Actions Taken by the Department

Buffalo City TVET College

On 22 March 2018, officials from the Department met with the SRC and management of the college and resolved all issues. The following resolutions were taken at this meeting:

  • The college has started working on the minor maintenance of the hostels.
  • The Council approved the utilisation of R2.4 million rand as a temporary loan to cover accommodation for qualifying students. This should be paid back once the college has claimed its allocation from NSFAS.

No further disruptions have been reported following this engagement.

Central Johannesburg TVET College

The Director-General has led two delegations to the college and furthermore met with the staff, management and Council on 15 June 2018 and 18 June 2018. In the meeting of 18 June 2018, it was resolved that the Department and Council would institute a forensic investigation into matters raised.

Ehlanzeni TVET College

The office of the Acting Deputy Director-General: Technical and Vocational Education and Training requested the Acting Regional Manager of the North West-Mpumalanga Regional Office to intervene at the college and address issues. The Acting Regional Manager visited the college and addressed the matters. No further disruption was reported following this intervention.
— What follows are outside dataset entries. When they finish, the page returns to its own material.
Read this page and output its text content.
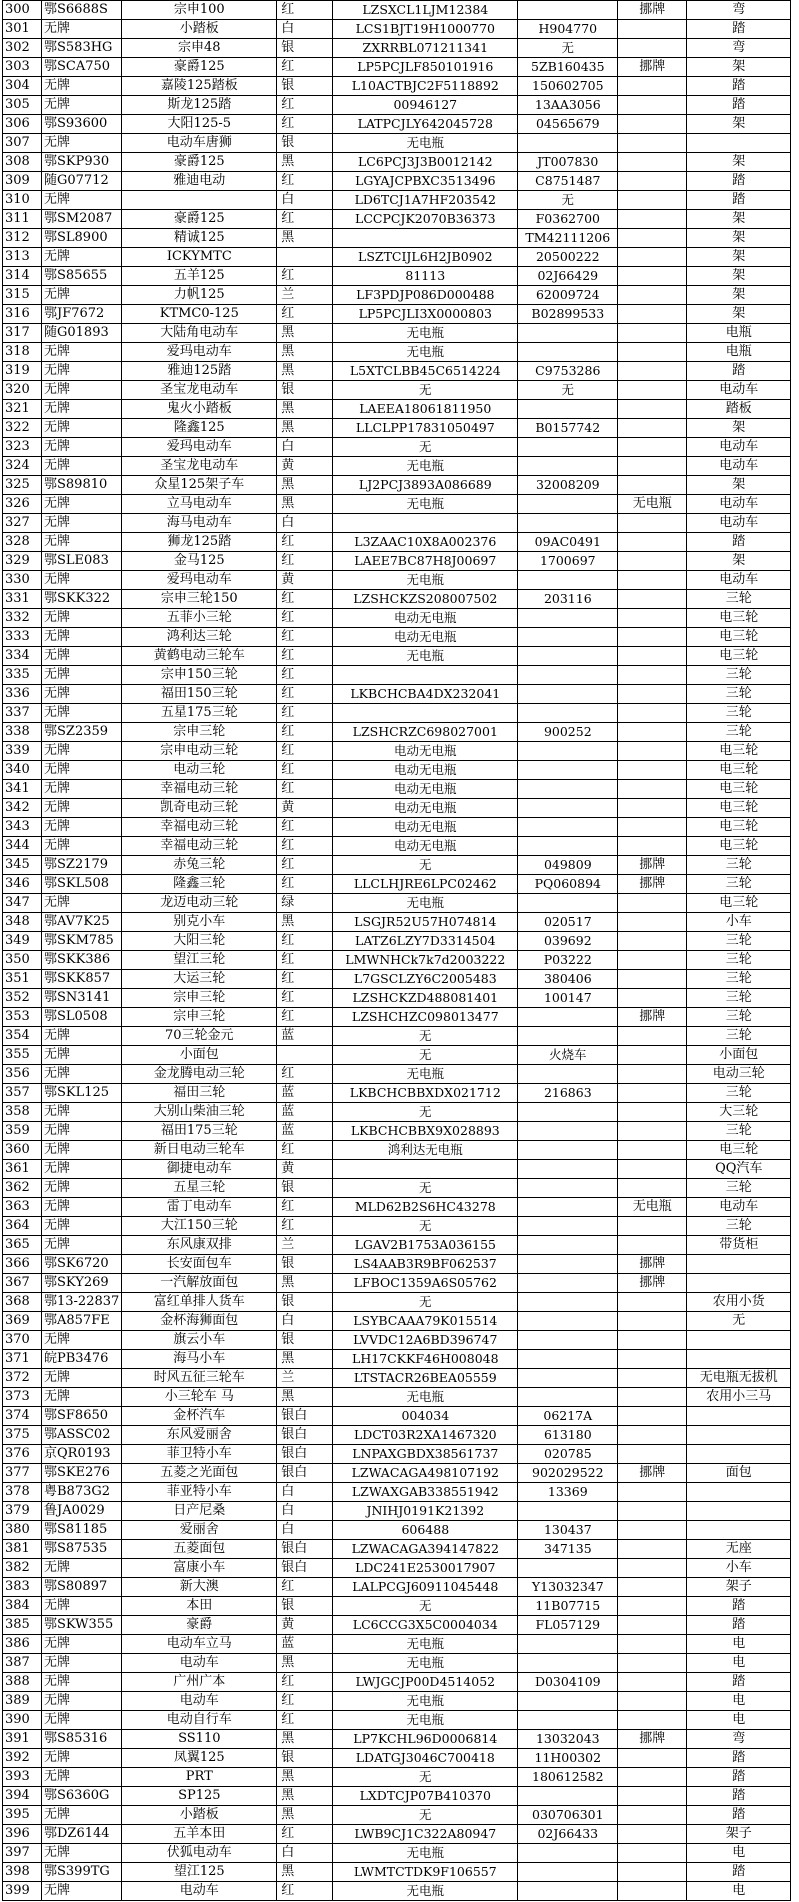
300	鄂S6688S	宗申100	红	LZSXCL1LJM12384		挪牌	弯
301	无牌	小踏板	白	LCS1BJT19H1000770	H904770		踏
302	鄂S583HG	宗申48	银	ZXRRBL071211341	无		弯
303	鄂SCA750	豪爵125	红	LP5PCJLF850101916	5ZB160435	挪牌	架
304	无牌	嘉陵125踏板	银	L10ACTBJC2F5118892	150602705		踏
305	无牌	斯龙125踏	红	00946127	13AA3056		踏
306	鄂S93600	大阳125-5	红	LATPCJLY642045728	04565679		架
307	无牌	电动车唐狮	银	无电瓶			
308	鄂SKP930	豪爵125	黑	LC6PCJ3J3B0012142	JT007830		架
309	随G07712	雅迪电动	红	LGYAJCPBXC3513496	C8751487		踏
310	无牌		白	LD6TCJ1A7HF203542	无		踏
311	鄂SM2087	豪爵125	红	LCCPCJK2070B36373	F0362700		架
312	鄂SL8900	精诚125	黑		TM42111206		架
313	无牌	ICKYMTC		LSZTCIJL6H2JB0902	20500222		架
314	鄂S85655	五羊125	红	81113	02J66429		架
315	无牌	力帆125	兰	LF3PDJP086D000488	62009724		架
316	鄂JF7672	KTMC0-125	红	LP5PCJLI3X0000803	B02899533		架
317	随G01893	大陆角电动车	黑	无电瓶			电瓶
318	无牌	爱玛电动车	黑	无电瓶			电瓶
319	无牌	雅迪125踏	黑	L5XTCLBB45C6514224	C9753286		踏
320	无牌	圣宝龙电动车	银	无	无		电动车
321	无牌	鬼火小踏板	黑	LAEEA18061811950			踏板
322	无牌	隆鑫125	黑	LLCLPP17831050497	B0157742		架
323	无牌	爱玛电动车	白	无			电动车
324	无牌	圣宝龙电动车	黄	无电瓶			电动车
325	鄂S89810	众星125架子车	黑	LJ2PCJ3893A086689	32008209		架
326	无牌	立马电动车	黑	无电瓶		无电瓶	电动车
327	无牌	海马电动车	白				电动车
328	无牌	狮龙125踏	红	L3ZAAC10X8A002376	09AC0491		踏
329	鄂SLE083	金马125	红	LAEE7BC87H8J00697	1700697		架
330	无牌	爱玛电动车	黄	无电瓶			电动车
331	鄂SKK322	宗申三轮150	红	LZSHCKZS208007502	203116		三轮
332	无牌	五菲小三轮	红	电动无电瓶			电三轮
333	无牌	鸿利达三轮	红	电动无电瓶			电三轮
334	无牌	黄鹤电动三轮车	红	无电瓶			电三轮
335	无牌	宗申150三轮	红				三轮
336	无牌	福田150三轮	红	LKBCHCBA4DX232041			三轮
337	无牌	五星175三轮	红				三轮
338	鄂SZ2359	宗申三轮	红	LZSHCRZC698027001	900252		三轮
339	无牌	宗申电动三轮	红	电动无电瓶			电三轮
340	无牌	电动三轮	红	电动无电瓶			电三轮
341	无牌	幸福电动三轮	红	电动无电瓶			电三轮
342	无牌	凯奇电动三轮	黄	电动无电瓶			电三轮
343	无牌	幸福电动三轮	红	电动无电瓶			电三轮
344	无牌	幸福电动三轮	红	电动无电瓶			电三轮
345	鄂SZ2179	赤兔三轮	红	无	049809	挪牌	三轮
346	鄂SKL508	隆鑫三轮	红	LLCLHJRE6LPC02462	PQ060894	挪牌	三轮
347	无牌	龙迈电动三轮	绿	无电瓶			电三轮
348	鄂AV7K25	别克小车	黑	LSGJR52U57H074814	020517		小车
349	鄂SKM785	大阳三轮	红	LATZ6LZY7D3314504	039692		三轮
350	鄂SKK386	望江三轮	红	LMWNHCk7k7d2003222	P03222		三轮
351	鄂SKK857	大运三轮	红	L7GSCLZY6C2005483	380406		三轮
352	鄂SN3141	宗申三轮	红	LZSHCKZD488081401	100147		三轮
353	鄂SL0508	宗申三轮	红	LZSHCHZC098013477		挪牌	三轮
354	无牌	70三轮金元	蓝	无			三轮
355	无牌	小面包		无	火烧车		小面包
356	无牌	金龙腾电动三轮	红	无电瓶			电动三轮
357	鄂SKL125	福田三轮	蓝	LKBCHCBBXDX021712	216863		三轮
358	无牌	大别山柴油三轮	蓝	无			大三轮
359	无牌	福田175三轮	蓝	LKBCHCBBX9X028893			三轮
360	无牌	新日电动三轮车	红	鸿利达无电瓶			电三轮
361	无牌	御捷电动车	黄				QQ汽车
362	无牌	五星三轮	银	无			三轮
363	无牌	雷丁电动车	红	MLD62B2S6HC43278		无电瓶	电动车
364	无牌	大江150三轮	红	无			三轮
365	无牌	东风康双排	兰	LGAV2B1753A036155			带货柜
366	鄂SK6720	长安面包车	银	LS4AAB3R9BF062537		挪牌	
367	鄂SKY269	一汽解放面包	黑	LFBOC1359A6S05762		挪牌	
368	鄂13-22837	富红单排人货车	银	无			农用小货
369	鄂A857FE	金杯海狮面包	白	LSYBCAAA79K015514			无
370	无牌	旗云小车	银	LVVDC12A6BD396747			
371	皖PB3476	海马小车	黑	LH17CKKF46H008048			
372	无牌	时风五征三轮车	兰	LTSTACR26BEA05559			无电瓶无拔机
373	无牌	小三轮车 马	黑	无电瓶			农用小三马
374	鄂SF8650	金杯汽车	银白	004034	06217A		
375	鄂ASSC02	东风爱丽舍	银白	LDCT03R2XA1467320	613180		
376	京QR0193	菲卫特小车	银白	LNPAXGBDX38561737	020785		
377	鄂SKE276	五菱之光面包	银白	LZWACAGA498107192	902029522	挪牌	面包
378	粤B873G2	菲亚特小车	白	LZWAXGAB338551942	13369		
379	鲁JA0029	日产尼桑	白	JNIHJ0191K21392			
380	鄂S81185	爱丽舍	白	606488	130437		
381	鄂S87535	五菱面包	银白	LZWACAGA394147822	347135		无座
382	无牌	富康小车	银白	LDC241E2530017907			小车
383	鄂S80897	新大澳	红	LALPCGJ60911045448	Y13032347		架子
384	无牌	本田	银	无	11B07715		踏
385	鄂SKW355	豪爵	黄	LC6CCG3X5C0004034	FL057129		踏
386	无牌	电动车立马	蓝	无电瓶			电
387	无牌	电动车	黑	无电瓶			电
388	无牌	广州广本	红	LWJGCJP00D4514052	D0304109		踏
389	无牌	电动车	红	无电瓶			电
390	无牌	电动自行车	红	无电瓶			电
391	鄂S85316	SS110	黑	LP7KCHL96D0006814	13032043	挪牌	弯
392	无牌	凤翼125	银	LDATGJ3046C700418	11H00302		踏
393	无牌	PRT	黑	无	180612582		踏
394	鄂S6360G	SP125	黑	LXDTCJP07B410370			踏
395	无牌	小踏板	黑	无	030706301		踏
396	鄂DZ6144	五羊本田	红	LWB9CJ1C322A80947	02J66433		架子
397	无牌	伏狐电动车	白	无电瓶			电
398	鄂S399TG	望江125	黑	LWMTCTDK9F106557			踏
399	无牌	电动车	红	无电瓶			电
King Sabata Dalindyebo TVET College

The Department has requested reports from the Principal regarding disruptions. No further disruptions have been reported.

Maluti TVET College

Students came to the Department on 11 May 2018 to raise their concerns. Following this meeting, a delegation from the Department was sent to the college to address issues further. No further disruptions have been reported following this intervention. However, students indicated that there would be no calm at the college as long as the Principal is at the college.

Mthashana TVET College

The office of the Acting Deputy Director-General: Technical and Vocational Education and Training requested the Acting Regional Manager of the KwaZulu-Natal Regional Office to intervene. The Acting Regional Manager has provided a report, which outlines how the matter was addressed. No further disruptions have been reported following this disruption.

Port Elizabeth TVET College

The Principal intervened, and no further unrest have been reported.

Tshwane North TVET College

Officials from the Department engage continuously with the Principal on the situation, and furthermore, meetings with stakeholders are regularly convened to address this matter.

Vhembe TVET College

The office of the Acting Deputy Director-General: Technical and Vocational Education and Training requested the Acting Regional Manager of the Limpopo Regional Office to intervene. The Acting Regional Manager provided a report. No further disruptions have been reported following this intervention.

Vuselela TVET College

The office of the Acting Deputy Director-General: Technical and Vocational Education and Training requested the North West-Mpumalanga Regional Office to intervene. The Acting Regional Manager visited the college and addressed all matters. No further disruption was reported following this intervention.

Westcol TVET College

On 11 June 2018, a delegation from the Department led by the Director-General visited the college to address issues. A follow-up meeting was convened on 18 June 2018.